You're the only one of your friends who knows anything about mud flaps

If you were ever to mention mud flaps in casual conversation with your friends (and let's face it, who doesn't?) you'd mostly be met with blank stares and half-hearted shrugs.

Only truck owners understand the nuances of picking just the right mud flaps, the trickiness of keeping them maintained, the annoyance you run into during the winter when road salt and ice get caked on and you have to spend an hour scrubbing to get it all cleaned off.

No, unless they own trucks themselves, your friends will never quite understand the love-hate relationship you have with your mud flaps or the agonizing decision you must go through every time you have to replace them. Low price or high quality? Why is there never an in-between?

Photo credit: www.yotatech.com

When you talk about bedliners, you aren't talking about a cover for your matress

Sometimes you might have to clarify to your wife or friends when you tell them you're replacing or repairing your bedliner that you don't have a bed-wetting problem.

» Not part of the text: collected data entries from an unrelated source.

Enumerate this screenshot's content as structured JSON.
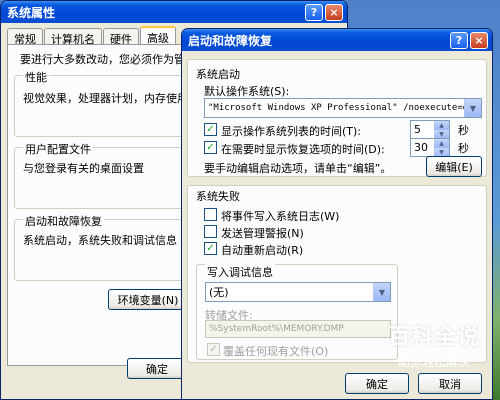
{
  "back_window": {
    "title": "系统属性",
    "help_glyph": "?",
    "close_glyph": "×",
    "tabs": [
      "常规",
      "计算机名",
      "硬件",
      "高级"
    ],
    "active_tab_index": 3,
    "intro_text": "要进行大多数改动，您必须作为管理",
    "performance": {
      "title": "性能",
      "desc": "视觉效果，处理器计划，内存使用，"
    },
    "user_profile": {
      "title": "用户配置文件",
      "desc": "与您登录有关的桌面设置"
    },
    "startup_recovery": {
      "title": "启动和故障恢复",
      "desc": "系统启动，系统失败和调试信息"
    },
    "env_button": "环境变量(N)",
    "ok_button": "确定"
  },
  "front_window": {
    "title": "启动和故障恢复",
    "help_glyph": "?",
    "close_glyph": "×",
    "system_startup": {
      "title": "系统启动",
      "default_os_label": "默认操作系统(S):",
      "default_os_value": "\"Microsoft Windows XP Professional\" /noexecute=optin",
      "show_os_list": {
        "label": "显示操作系统列表的时间(T):",
        "checked": true,
        "value": "5",
        "unit": "秒"
      },
      "show_recovery": {
        "label": "在需要时显示恢复选项的时间(D):",
        "checked": true,
        "value": "30",
        "unit": "秒"
      },
      "edit_hint": "要手动编辑启动选项，请单击“编辑”。",
      "edit_button": "编辑(E)"
    },
    "system_failure": {
      "title": "系统失败",
      "write_event": {
        "label": "将事件写入系统日志(W)",
        "checked": false
      },
      "send_alert": {
        "label": "发送管理警报(N)",
        "checked": false
      },
      "auto_restart": {
        "label": "自动重新启动(R)",
        "checked": true
      },
      "debug_title": "写入调试信息",
      "debug_value": "(无)",
      "dump_file_label": "转储文件:",
      "dump_file_value": "%SystemRoot%\\MEMORY.DMP",
      "overwrite": {
        "label": "覆盖任何现有文件(O)",
        "checked": true,
        "enabled": false
      }
    },
    "ok_button": "确定",
    "cancel_button": "取消"
  },
  "watermark": {
    "title": "百科全说",
    "subtitle": "助你轻松解决"
  },
  "glyphs": {
    "check": "✓",
    "down": "▼",
    "up": "▲"
  }
}
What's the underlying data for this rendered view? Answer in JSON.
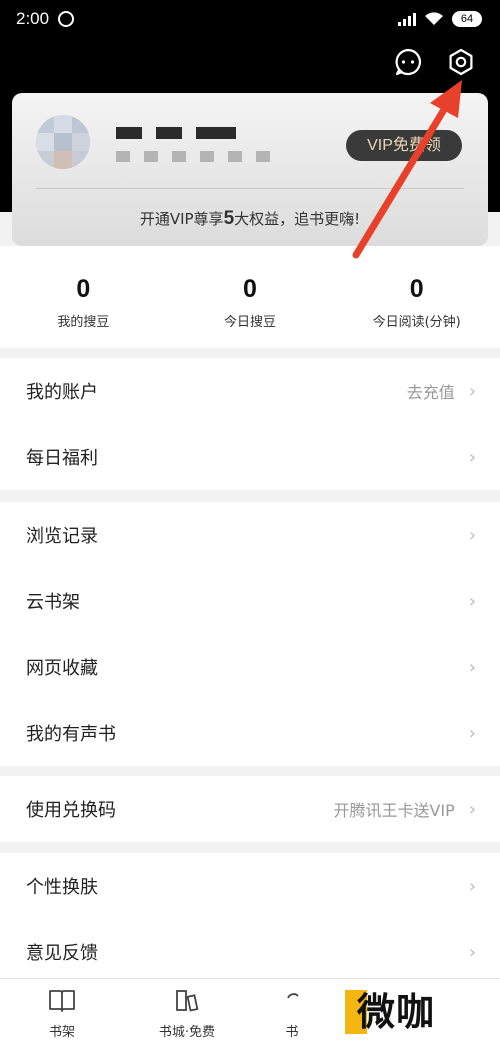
{
  "status_bar": {
    "time": "2:00",
    "battery": "64"
  },
  "card": {
    "vip_button": "VIP免费领",
    "promo_prefix": "开通VIP尊享",
    "promo_number": "5",
    "promo_suffix": "大权益，追书更嗨!"
  },
  "stats": [
    {
      "value": "0",
      "label": "我的搜豆"
    },
    {
      "value": "0",
      "label": "今日搜豆"
    },
    {
      "value": "0",
      "label": "今日阅读(分钟)"
    }
  ],
  "menu": {
    "account": {
      "label": "我的账户",
      "hint": "去充值"
    },
    "daily_welfare": {
      "label": "每日福利"
    },
    "history": {
      "label": "浏览记录"
    },
    "cloud_shelf": {
      "label": "云书架"
    },
    "bookmarks": {
      "label": "网页收藏"
    },
    "audiobooks": {
      "label": "我的有声书"
    },
    "redeem": {
      "label": "使用兑换码",
      "hint": "开腾讯王卡送VIP"
    },
    "skin": {
      "label": "个性换肤"
    },
    "feedback": {
      "label": "意见反馈"
    }
  },
  "tabbar": [
    {
      "label": "书架",
      "icon": "book-icon"
    },
    {
      "label": "书城·免费",
      "icon": "bookstore-icon"
    },
    {
      "label": "书",
      "icon": "discover-icon"
    }
  ],
  "watermark": "微咖",
  "annotation_color": "#e8402a"
}
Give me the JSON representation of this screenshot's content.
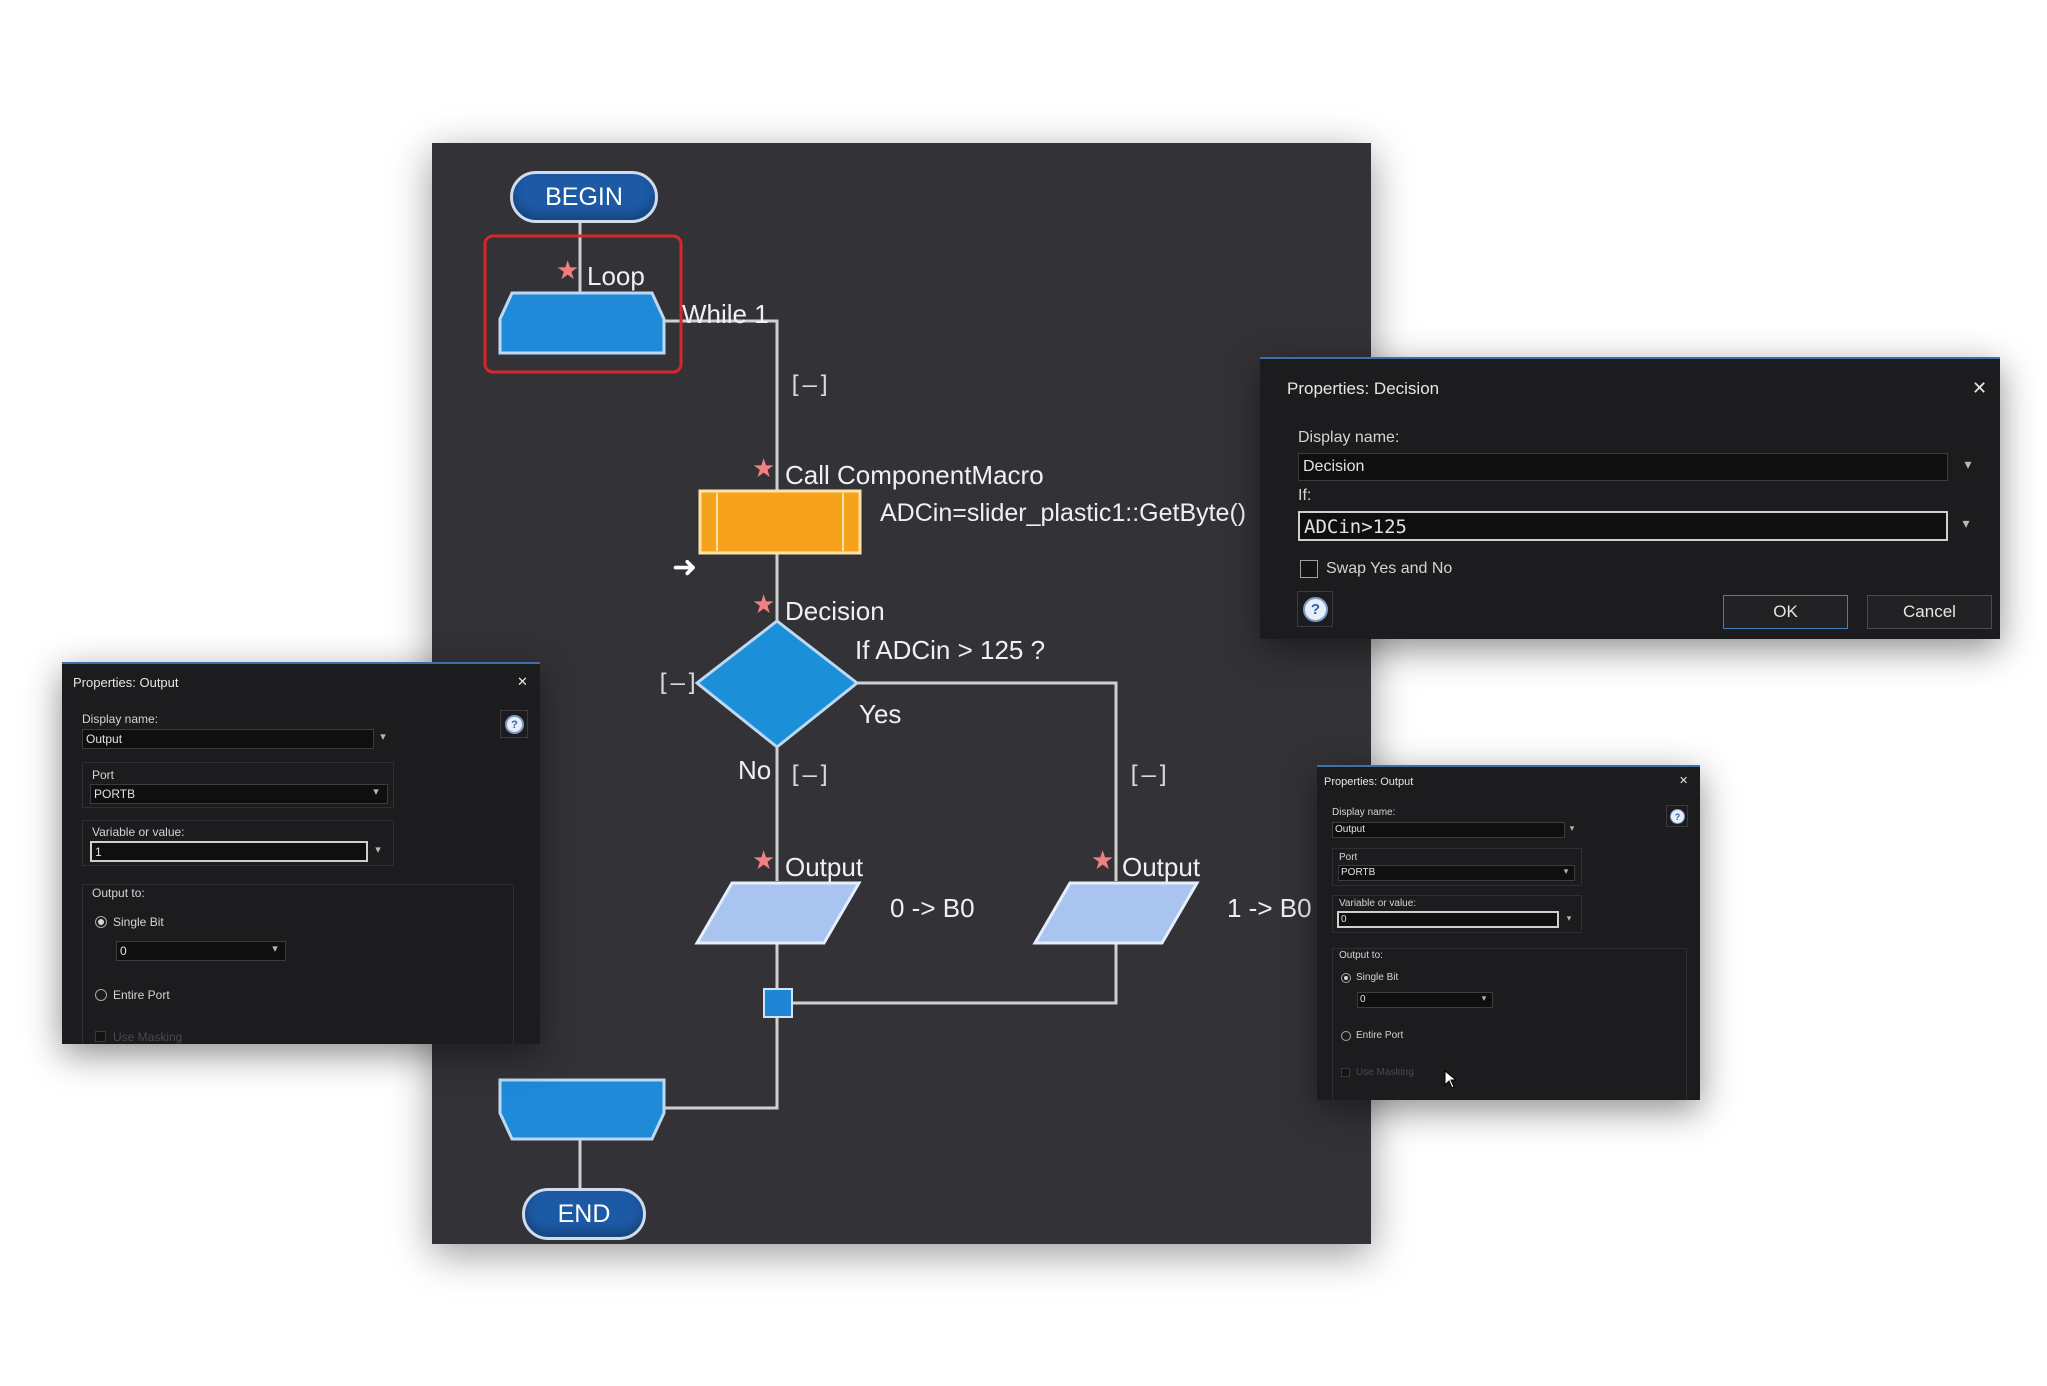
{
  "flowchart": {
    "begin_label": "BEGIN",
    "end_label": "END",
    "loop": {
      "title": "Loop",
      "condition": "While 1"
    },
    "call_macro": {
      "title": "Call ComponentMacro",
      "command": "ADCin=slider_plastic1::GetByte()"
    },
    "decision": {
      "title": "Decision",
      "condition": "If ADCin > 125 ?",
      "yes_label": "Yes",
      "no_label": "No"
    },
    "output_left": {
      "title": "Output",
      "command": "0 -> B0"
    },
    "output_right": {
      "title": "Output",
      "command": "1 -> B0"
    },
    "collapse_glyph": "[–]",
    "star_glyph": "★",
    "arrow_glyph": "➜",
    "colors": {
      "canvas_bg": "#333236",
      "terminal": "#1d5aa6",
      "loop_fill": "#1e8ad8",
      "macro_fill": "#f7a21b",
      "decision_fill": "#1c8fd9",
      "output_fill": "#a9c4ee",
      "connector": "#1f86d6",
      "selection": "#d8262c"
    }
  },
  "decision_dialog": {
    "title": "Properties: Decision",
    "close_glyph": "✕",
    "display_name_label": "Display name:",
    "display_name_value": "Decision",
    "if_label": "If:",
    "if_value": "ADCin>125",
    "swap_label": "Swap Yes and No",
    "swap_checked": false,
    "help_glyph": "?",
    "ok_label": "OK",
    "cancel_label": "Cancel",
    "drop_glyph": "▾"
  },
  "output_dialog_left": {
    "title": "Properties: Output",
    "close_glyph": "✕",
    "display_name_label": "Display name:",
    "display_name_value": "Output",
    "port_label": "Port",
    "port_value": "PORTB",
    "variable_label": "Variable or value:",
    "variable_value": "1",
    "output_to_label": "Output to:",
    "single_bit_label": "Single Bit",
    "single_bit_value": "0",
    "entire_port_label": "Entire Port",
    "use_masking_label": "Use Masking",
    "help_glyph": "?",
    "drop_glyph": "▾"
  },
  "output_dialog_right": {
    "title": "Properties: Output",
    "close_glyph": "✕",
    "display_name_label": "Display name:",
    "display_name_value": "Output",
    "port_label": "Port",
    "port_value": "PORTB",
    "variable_label": "Variable or value:",
    "variable_value": "0",
    "output_to_label": "Output to:",
    "single_bit_label": "Single Bit",
    "single_bit_value": "0",
    "entire_port_label": "Entire Port",
    "use_masking_label": "Use Masking",
    "help_glyph": "?",
    "drop_glyph": "▾"
  }
}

The only bedliner you're worried about is the one you're having sprayed in your Dodge Ram.

You might also get an exasperated eyeroll once in a while when you turn up the volume on the TV when the commercial for sprayon bedliner comes on. Did you know you can drop a cinderblock on sprayon bedliner from 30 feet up and there will be no damage to the liner (says linex.com)? Now you just have to think of some way to test that out for yourself...

Photo credit: www.carid.com

You know of at least one place to go off-roading

Because let's face it, what truck owner doesn't go off-roading once in a while? Whether you live in the city, the suburbs or the country, you know of at least one good place within an hour's drive where you can go when you need to let off some steam or you just really want to get dirty.

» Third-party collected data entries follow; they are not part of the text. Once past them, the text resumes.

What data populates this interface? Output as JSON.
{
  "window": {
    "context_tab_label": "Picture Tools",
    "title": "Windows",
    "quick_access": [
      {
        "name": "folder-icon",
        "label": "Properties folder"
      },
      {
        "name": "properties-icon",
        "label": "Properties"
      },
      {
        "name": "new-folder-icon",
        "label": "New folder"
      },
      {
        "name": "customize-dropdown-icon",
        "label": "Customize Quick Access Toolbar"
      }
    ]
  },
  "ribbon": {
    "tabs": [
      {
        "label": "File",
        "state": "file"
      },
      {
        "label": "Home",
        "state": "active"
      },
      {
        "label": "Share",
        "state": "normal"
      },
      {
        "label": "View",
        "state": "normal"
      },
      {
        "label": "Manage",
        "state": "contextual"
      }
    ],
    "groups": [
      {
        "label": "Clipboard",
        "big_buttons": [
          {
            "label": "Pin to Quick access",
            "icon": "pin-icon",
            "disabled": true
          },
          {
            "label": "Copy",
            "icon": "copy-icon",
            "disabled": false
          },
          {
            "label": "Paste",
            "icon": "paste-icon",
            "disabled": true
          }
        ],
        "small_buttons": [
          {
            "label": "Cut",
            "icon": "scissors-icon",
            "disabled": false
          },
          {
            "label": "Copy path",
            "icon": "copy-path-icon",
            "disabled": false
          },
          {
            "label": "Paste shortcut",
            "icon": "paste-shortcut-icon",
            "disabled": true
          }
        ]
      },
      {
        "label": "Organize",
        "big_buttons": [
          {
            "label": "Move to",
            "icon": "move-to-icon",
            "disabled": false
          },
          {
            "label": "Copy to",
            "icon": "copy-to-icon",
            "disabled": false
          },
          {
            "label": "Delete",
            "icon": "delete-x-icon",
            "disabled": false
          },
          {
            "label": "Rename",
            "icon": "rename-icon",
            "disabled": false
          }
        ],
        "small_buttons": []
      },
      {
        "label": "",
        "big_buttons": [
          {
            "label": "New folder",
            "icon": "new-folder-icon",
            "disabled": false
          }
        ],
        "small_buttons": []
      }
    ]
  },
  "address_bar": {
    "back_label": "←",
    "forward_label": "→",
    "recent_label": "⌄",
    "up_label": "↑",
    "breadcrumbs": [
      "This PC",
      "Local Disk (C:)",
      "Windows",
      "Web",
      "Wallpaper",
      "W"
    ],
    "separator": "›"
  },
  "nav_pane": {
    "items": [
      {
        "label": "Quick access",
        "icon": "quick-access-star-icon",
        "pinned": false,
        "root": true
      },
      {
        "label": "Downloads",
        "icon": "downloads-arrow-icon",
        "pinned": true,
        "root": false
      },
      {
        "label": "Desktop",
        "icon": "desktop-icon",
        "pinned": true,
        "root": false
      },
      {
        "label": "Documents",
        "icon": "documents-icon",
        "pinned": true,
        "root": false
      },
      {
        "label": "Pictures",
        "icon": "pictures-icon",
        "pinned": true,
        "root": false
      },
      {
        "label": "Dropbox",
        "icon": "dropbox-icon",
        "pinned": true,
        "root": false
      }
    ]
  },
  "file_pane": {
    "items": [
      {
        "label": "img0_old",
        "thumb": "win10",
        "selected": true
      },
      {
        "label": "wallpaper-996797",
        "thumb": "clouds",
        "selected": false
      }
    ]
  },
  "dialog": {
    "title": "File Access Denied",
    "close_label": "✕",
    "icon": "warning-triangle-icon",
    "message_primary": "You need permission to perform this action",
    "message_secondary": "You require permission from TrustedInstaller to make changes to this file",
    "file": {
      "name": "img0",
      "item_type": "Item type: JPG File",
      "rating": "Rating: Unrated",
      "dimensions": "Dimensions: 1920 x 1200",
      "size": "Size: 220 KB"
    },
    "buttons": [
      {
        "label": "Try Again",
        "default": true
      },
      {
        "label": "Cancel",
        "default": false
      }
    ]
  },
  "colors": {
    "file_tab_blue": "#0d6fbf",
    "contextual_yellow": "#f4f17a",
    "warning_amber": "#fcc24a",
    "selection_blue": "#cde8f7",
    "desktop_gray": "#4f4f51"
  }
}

And you probably have at least two friends who either bring their trucks along or who like to drive with you. Because it's always more fun to face rocky roads and muddy puddles with good company (plus, they can help dig you out when you get stuck).

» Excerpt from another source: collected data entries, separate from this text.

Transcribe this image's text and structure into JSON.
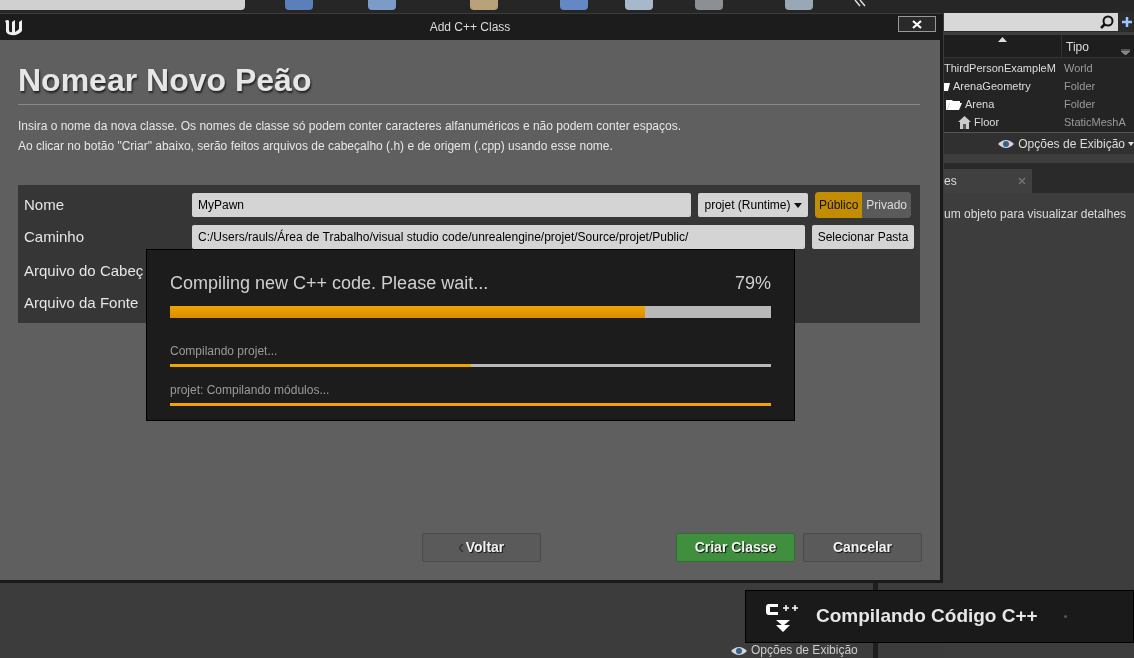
{
  "window": {
    "title": "Add C++ Class"
  },
  "heading": "Nomear Novo Peão",
  "description": [
    "Insira o nome da nova classe. Os nomes de classe só podem conter caracteres alfanuméricos e não podem conter espaços.",
    "Ao clicar no botão \"Criar\" abaixo, serão feitos arquivos de cabeçalho (.h) e de origem (.cpp) usando esse nome."
  ],
  "form": {
    "name_label": "Nome",
    "name_value": "MyPawn",
    "module": "projet (Runtime)",
    "visibility": [
      {
        "label": "Público",
        "selected": true
      },
      {
        "label": "Privado",
        "selected": false
      }
    ],
    "path_label": "Caminho",
    "path_value": "C:/Users/rauls/Área de Trabalho/visual studio code/unrealengine/projet/Source/projet/Public/",
    "path_button": "Selecionar Pasta",
    "header_label": "Arquivo do Cabeç",
    "source_label": "Arquivo da Fonte"
  },
  "progress": {
    "title": "Compiling new C++ code.  Please wait...",
    "reading": "79%",
    "level": 0.79,
    "tasks": [
      {
        "label": "Compilando projet...",
        "level": 0.5
      },
      {
        "label": "projet: Compilando módulos...",
        "level": 1
      }
    ]
  },
  "buttons": [
    {
      "label": "Voltar",
      "kind": "back"
    },
    {
      "label": "Criar Classe",
      "kind": "primary"
    },
    {
      "label": "Cancelar",
      "kind": "plain"
    }
  ],
  "outliner": {
    "column": "Tipo",
    "rows": [
      {
        "name": "ThirdPersonExampleM",
        "type": "World",
        "kind": "world"
      },
      {
        "name": "ArenaGeometry",
        "type": "Folder",
        "kind": "folder"
      },
      {
        "name": "Arena",
        "type": "Folder",
        "kind": "folder"
      },
      {
        "name": "Floor",
        "type": "StaticMeshA",
        "kind": "mesh"
      }
    ],
    "view_options": "Opções de Exibição"
  },
  "details": {
    "tab": "es",
    "hint": "um objeto para visualizar detalhes"
  },
  "bottom_view_options": "Opções de Exibição",
  "toast": {
    "text": "Compilando Código C++"
  }
}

Photo credit: wallpapersmoot.blogspot.com

Your idea of the perfect gift is tailgating supplies... or new floor mats

These might sound like pretty tame gifts to some people, but to you, there's nothing more exciting than a new portable grill to try out at the season's first pre-game tailgating party.

It makes it easy for your family and friends to shop for you at Christmas and for your birthday. Just tell them you need some more grill supplies, a new cooler, or a nice reclining camp chair and you'll be satisfied.

If you're maxed out on tailgating supplies, there are always other easy options, like detail kits, floor mats, car wash shammies — the possibilities are endless.

Photo credit: www.trackclassic.com

You know that "gross weight rating" isn't a reference to your waistline

Pickup truck owners know what their truck's weight capacity or "gross axle weight rating" is. For instance, there are light-duty trucks like the Chevy Silverado 1500, which are rated half-ton pickup trucks.

About.com says these are best used for hauling trash or creating a sport truck. The Chevy 2500 is rated as a three-quarter-ton truck and can handle bigger loads, like medium loads of sand and light-weight fifth wheel trailers. Then there are one-ton pickup trucks which can carry large loads of rocks and dirt or heavy fifth wheels like horse trailers.

Unfortunately, there is no such thing as a pickup truck too small or low on power to help your neighbor move, according to your neighbors at least.

Photo credit: news.pickuptrucks.com

You feel like your feet are dragging on the ground when you ride in your friend's car

After getting used to stepping up to get into your truck and practically needing a step ladder once you've had it lifted, you'll probably stub your toe or bump your knee trying to get into a four-door sedan.

And when it approaches speed bumps or dips in the road, you might find yourself subconsciously holding your feet off the floor trying to keep from dragging them on the ground.

Cars that have been lowered will seem downright dangerous. You might want to avoid riding them if you can't keep a poker face when you're sure like the next deep gutter is going to high-center the car. Try not to feel sorry for the owners of these cars. Not everyone can be a pickup truck owner, after all.